Par Adam Garrie − Le 8 juin 2019 − Source eurasiafuture.com
Trump, malgré le fait qu’il sera sans doute réélu, a d’ores et déjà accompli une chose qui restera sans doute dans l’histoire et pour laquelle on se souviendra de lui. C’est en effet sous sa présidence que, pour la première fois depuis la fatidique année 1973, les États-Unis ont repris leur position de premier producteur de pétrole au monde. La Russie et l’Arabie Saoudite se voient ainsi reléguées, respectivement, aux seconde et troisième positions.
En outre, les USA sont devenus les rois du commerce mondial en matière d’énergie, du fait de l’opposition de Trump aux régulations intérieures handicapantes, et de son penchant pour faire usage de sanctions et de barrières douanières, ainsi que la menace de ces deux outils en Asie et en Europe pour qu’ils continuent de s’approvisionner aux USA. Igor Sechin, PDG de Rosneft, le géant énergétique russe, vient d’ailleurs d’en prendre acte. Mais alors que Sechin reconnaît que les USA sont désormais les rois de l’or noir, et qu’ils vont probablement le rester pendant les décennies à venir, l’autre membre de l’équation est sans doute l’or métal, que les USA et même leurs rivaux feraient bien de remettre à l’ordre du jour des discussions de toute urgence.
Comme déjà exposé par l’expert en géopolitique Andrew Korybko, un certain nombre de commentateurs ont systématiquement émis des prédictions fortement exagérées quant au déclin à venir de l’Amérique, et la suprématie que les USA sont en train d’acquérir sur les marchés mondiaux de l’énergie va fortement pondérer leur déclin. L’Asie est de plus en plus prospère, et vise à unifier cette prospérité dans un réseau de relations gagnant-gagnant au travers des Nouvelles Routes de la Soie menées par la Chine ; mais dès lors que l’on pense à l’approvisionnement énergétique de l’Asie, les USA ont désormais un atout très important à jouer, dans la mesure où le pétrole que la Chine, l’Inde, la Corée ou le Japon veulent acheter est de plus en plus vendu via Washington.
Selon votre nationalité, votre philosophie, et plus important votre portefeuille financier, ces nouvelles sont bonnes ou mauvaises. Mais à long terme, ce scénario pourrait dégénérer en une situation perdant-perdant, l’un des effets de bord majeur de la dominance énergétique étasunienne résidant dans la préservation d’un dollar non soutenable.

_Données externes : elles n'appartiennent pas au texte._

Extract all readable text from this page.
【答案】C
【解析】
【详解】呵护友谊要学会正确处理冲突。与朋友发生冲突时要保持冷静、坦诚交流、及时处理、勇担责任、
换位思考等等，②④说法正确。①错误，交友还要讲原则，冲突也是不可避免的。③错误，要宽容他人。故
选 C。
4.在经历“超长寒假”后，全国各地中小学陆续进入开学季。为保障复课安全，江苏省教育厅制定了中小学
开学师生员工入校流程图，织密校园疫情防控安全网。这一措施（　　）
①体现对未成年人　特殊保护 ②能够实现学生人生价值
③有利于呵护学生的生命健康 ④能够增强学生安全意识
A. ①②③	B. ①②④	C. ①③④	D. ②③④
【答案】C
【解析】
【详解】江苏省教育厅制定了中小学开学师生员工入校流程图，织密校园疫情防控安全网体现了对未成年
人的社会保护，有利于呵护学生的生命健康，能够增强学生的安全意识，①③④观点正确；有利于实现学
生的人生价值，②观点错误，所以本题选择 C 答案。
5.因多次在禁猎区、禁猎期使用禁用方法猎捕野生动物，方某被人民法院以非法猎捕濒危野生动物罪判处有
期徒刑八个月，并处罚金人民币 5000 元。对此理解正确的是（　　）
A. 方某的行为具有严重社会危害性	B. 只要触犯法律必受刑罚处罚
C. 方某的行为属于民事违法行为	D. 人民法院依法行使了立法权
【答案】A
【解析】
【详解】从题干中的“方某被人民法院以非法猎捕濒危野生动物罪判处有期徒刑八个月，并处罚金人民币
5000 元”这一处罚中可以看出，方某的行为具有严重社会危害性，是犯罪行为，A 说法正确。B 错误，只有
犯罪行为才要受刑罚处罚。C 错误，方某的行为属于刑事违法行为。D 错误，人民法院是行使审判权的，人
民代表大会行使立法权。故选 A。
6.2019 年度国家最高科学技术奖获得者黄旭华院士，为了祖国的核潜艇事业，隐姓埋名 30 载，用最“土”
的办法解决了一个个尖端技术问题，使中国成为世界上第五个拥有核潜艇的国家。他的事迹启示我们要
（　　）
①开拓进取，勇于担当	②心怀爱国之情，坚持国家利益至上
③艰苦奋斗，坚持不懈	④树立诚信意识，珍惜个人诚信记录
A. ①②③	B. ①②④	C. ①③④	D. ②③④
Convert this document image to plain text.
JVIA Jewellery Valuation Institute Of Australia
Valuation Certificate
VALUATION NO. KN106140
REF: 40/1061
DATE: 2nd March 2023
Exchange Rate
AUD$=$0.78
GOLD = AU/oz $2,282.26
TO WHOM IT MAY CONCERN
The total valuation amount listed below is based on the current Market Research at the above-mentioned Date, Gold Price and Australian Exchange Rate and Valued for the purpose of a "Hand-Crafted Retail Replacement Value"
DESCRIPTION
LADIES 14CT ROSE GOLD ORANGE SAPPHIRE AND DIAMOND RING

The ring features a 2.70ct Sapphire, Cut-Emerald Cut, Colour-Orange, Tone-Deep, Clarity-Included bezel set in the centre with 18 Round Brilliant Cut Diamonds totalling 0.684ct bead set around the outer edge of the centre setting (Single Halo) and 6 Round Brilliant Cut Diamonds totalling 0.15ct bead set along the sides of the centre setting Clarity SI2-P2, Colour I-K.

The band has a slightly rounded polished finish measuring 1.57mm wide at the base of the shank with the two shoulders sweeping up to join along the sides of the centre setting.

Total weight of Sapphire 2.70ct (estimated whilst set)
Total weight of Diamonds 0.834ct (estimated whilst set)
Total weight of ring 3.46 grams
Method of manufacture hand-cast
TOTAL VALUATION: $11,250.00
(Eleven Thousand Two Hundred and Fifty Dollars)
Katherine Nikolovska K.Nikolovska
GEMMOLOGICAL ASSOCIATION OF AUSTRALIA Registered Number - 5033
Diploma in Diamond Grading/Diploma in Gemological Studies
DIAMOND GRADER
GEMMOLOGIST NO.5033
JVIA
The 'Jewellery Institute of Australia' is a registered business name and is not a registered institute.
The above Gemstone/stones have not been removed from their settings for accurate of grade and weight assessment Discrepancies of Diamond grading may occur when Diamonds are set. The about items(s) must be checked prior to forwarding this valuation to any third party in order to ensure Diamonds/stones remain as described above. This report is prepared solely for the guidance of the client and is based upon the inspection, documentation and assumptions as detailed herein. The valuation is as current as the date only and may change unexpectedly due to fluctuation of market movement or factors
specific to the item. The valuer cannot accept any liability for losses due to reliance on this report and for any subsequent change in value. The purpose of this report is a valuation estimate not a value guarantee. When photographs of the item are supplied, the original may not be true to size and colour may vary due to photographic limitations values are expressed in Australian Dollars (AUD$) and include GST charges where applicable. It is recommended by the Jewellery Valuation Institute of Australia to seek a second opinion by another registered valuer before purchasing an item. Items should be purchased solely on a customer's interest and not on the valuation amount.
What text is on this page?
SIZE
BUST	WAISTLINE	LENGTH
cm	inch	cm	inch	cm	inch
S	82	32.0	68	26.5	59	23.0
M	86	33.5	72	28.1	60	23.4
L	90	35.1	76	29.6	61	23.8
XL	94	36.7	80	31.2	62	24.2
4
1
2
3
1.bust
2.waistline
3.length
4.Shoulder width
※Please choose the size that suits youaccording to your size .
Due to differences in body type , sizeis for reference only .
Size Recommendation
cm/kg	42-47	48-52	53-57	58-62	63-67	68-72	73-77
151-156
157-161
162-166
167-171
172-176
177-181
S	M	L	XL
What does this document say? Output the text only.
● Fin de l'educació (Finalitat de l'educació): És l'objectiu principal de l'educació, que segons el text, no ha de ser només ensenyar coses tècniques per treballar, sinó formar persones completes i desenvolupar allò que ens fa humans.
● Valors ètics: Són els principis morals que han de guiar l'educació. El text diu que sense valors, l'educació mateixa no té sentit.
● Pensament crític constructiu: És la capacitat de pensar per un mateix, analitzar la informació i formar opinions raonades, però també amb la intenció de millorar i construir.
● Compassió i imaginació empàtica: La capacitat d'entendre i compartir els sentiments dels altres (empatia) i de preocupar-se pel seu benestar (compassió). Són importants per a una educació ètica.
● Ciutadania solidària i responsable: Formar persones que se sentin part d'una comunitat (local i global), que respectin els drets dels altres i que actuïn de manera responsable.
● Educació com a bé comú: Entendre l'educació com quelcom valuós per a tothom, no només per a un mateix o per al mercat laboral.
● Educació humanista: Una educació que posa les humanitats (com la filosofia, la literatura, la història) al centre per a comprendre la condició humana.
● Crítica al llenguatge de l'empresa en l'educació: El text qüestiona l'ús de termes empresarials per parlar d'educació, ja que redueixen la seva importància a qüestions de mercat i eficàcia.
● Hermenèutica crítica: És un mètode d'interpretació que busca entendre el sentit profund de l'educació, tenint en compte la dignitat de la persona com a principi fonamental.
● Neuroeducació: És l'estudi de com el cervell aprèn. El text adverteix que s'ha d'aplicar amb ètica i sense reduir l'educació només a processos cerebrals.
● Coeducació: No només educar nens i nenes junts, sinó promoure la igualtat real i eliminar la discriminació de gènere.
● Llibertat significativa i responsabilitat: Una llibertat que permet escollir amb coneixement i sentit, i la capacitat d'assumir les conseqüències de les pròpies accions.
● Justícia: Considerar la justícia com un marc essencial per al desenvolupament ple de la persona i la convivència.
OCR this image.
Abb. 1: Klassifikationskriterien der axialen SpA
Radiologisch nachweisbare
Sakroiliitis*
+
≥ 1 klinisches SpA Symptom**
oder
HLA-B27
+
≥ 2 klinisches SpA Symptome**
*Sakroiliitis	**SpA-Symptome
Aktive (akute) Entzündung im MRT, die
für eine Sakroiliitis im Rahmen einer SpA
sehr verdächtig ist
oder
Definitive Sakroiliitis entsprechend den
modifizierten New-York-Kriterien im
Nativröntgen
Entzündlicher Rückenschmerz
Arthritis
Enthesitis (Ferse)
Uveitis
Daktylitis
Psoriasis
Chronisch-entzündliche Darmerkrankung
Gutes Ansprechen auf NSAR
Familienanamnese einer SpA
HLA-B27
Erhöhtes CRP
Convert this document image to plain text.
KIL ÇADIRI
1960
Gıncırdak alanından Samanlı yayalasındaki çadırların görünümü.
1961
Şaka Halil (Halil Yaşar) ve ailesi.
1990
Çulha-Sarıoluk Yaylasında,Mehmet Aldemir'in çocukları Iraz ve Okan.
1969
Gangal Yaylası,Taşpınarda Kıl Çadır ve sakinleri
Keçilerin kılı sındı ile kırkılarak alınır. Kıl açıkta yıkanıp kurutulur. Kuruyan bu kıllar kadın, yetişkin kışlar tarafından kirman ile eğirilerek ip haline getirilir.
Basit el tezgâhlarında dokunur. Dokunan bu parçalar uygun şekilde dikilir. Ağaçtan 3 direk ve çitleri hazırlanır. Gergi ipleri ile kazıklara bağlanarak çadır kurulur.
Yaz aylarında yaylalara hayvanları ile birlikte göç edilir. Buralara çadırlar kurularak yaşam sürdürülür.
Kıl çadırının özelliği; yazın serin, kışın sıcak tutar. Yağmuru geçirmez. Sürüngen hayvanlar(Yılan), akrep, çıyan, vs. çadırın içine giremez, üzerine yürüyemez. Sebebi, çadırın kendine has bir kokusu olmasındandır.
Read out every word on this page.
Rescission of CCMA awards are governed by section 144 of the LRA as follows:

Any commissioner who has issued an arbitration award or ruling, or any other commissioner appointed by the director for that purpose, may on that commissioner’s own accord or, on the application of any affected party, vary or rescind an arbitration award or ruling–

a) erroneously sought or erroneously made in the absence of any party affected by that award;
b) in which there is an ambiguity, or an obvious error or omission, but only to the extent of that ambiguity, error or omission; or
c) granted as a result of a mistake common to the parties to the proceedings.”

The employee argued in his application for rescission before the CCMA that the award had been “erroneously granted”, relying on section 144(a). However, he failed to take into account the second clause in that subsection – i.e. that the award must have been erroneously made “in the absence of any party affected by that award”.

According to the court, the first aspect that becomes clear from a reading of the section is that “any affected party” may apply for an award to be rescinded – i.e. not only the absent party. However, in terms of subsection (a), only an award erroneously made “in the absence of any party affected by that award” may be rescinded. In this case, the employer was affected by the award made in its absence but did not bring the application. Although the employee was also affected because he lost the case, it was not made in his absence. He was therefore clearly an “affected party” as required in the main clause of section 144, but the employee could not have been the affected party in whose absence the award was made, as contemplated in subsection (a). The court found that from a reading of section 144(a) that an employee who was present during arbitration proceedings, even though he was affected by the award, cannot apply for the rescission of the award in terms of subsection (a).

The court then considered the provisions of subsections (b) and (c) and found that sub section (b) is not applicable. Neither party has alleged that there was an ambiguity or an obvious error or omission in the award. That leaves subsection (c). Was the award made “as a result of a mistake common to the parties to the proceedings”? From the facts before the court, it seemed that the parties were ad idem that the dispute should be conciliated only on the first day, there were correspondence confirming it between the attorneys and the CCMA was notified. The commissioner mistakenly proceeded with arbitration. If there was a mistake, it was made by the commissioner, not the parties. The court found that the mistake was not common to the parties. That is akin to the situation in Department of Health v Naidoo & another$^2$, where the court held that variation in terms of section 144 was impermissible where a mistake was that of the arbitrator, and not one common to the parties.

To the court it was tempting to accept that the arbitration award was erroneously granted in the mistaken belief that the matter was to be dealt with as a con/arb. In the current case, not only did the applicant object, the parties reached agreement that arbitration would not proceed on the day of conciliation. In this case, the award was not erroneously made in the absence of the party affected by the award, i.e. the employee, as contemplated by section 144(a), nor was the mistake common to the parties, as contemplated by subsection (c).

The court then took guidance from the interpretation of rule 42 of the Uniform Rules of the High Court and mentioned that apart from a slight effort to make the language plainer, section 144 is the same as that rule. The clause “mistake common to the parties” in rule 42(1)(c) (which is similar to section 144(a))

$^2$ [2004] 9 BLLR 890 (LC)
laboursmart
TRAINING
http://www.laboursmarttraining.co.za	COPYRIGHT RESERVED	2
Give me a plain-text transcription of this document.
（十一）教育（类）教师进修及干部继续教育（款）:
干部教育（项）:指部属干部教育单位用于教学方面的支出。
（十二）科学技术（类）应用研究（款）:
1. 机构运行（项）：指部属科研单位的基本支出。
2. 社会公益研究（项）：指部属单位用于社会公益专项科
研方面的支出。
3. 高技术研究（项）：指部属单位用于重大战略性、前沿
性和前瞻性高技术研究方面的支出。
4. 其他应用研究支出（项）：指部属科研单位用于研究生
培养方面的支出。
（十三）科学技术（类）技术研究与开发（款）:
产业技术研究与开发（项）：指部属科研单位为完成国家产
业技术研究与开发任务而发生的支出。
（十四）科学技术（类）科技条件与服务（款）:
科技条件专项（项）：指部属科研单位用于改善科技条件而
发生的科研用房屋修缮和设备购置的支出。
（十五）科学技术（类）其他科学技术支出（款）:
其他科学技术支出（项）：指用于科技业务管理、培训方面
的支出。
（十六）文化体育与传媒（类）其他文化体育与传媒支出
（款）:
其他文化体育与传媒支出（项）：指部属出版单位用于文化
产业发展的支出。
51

Avec des USA positionnés pour tirer de nouveaux revenus de leurs ventes énergétiques mondiales aux insatiables puissances asiatiques, le moment est parfait pour revenir à un standard or classique, qui verrait la valeur du dollar dérivée de sa relation à l’or. Et si les USA établissaient les prix de leur pétrole et de leur gaz naturel liquéfié en or/en dollars rattachés à l’or, l’effet favorable qui s’ensuivrait serait de forcer d’autre grandes puissance, y compris la Chine, à réorienter leur propre politique monétaire vers un standard or. Il s’agirait d’une situation gagnant-gagnant à long terme pour presque tout le monde.
Quoique ni les USA, ni la Chine ne lient leur monnaie à un standard métallique, la Chine, contrairement aux USA, a exercé une politique monétaire plutôt conservative par rapport à ces derniers, évitant les embûches d’une monnaie librement flottante tout en laissant la marge ouverte à une flexibilité réduite de par le cours flottant du renminbi.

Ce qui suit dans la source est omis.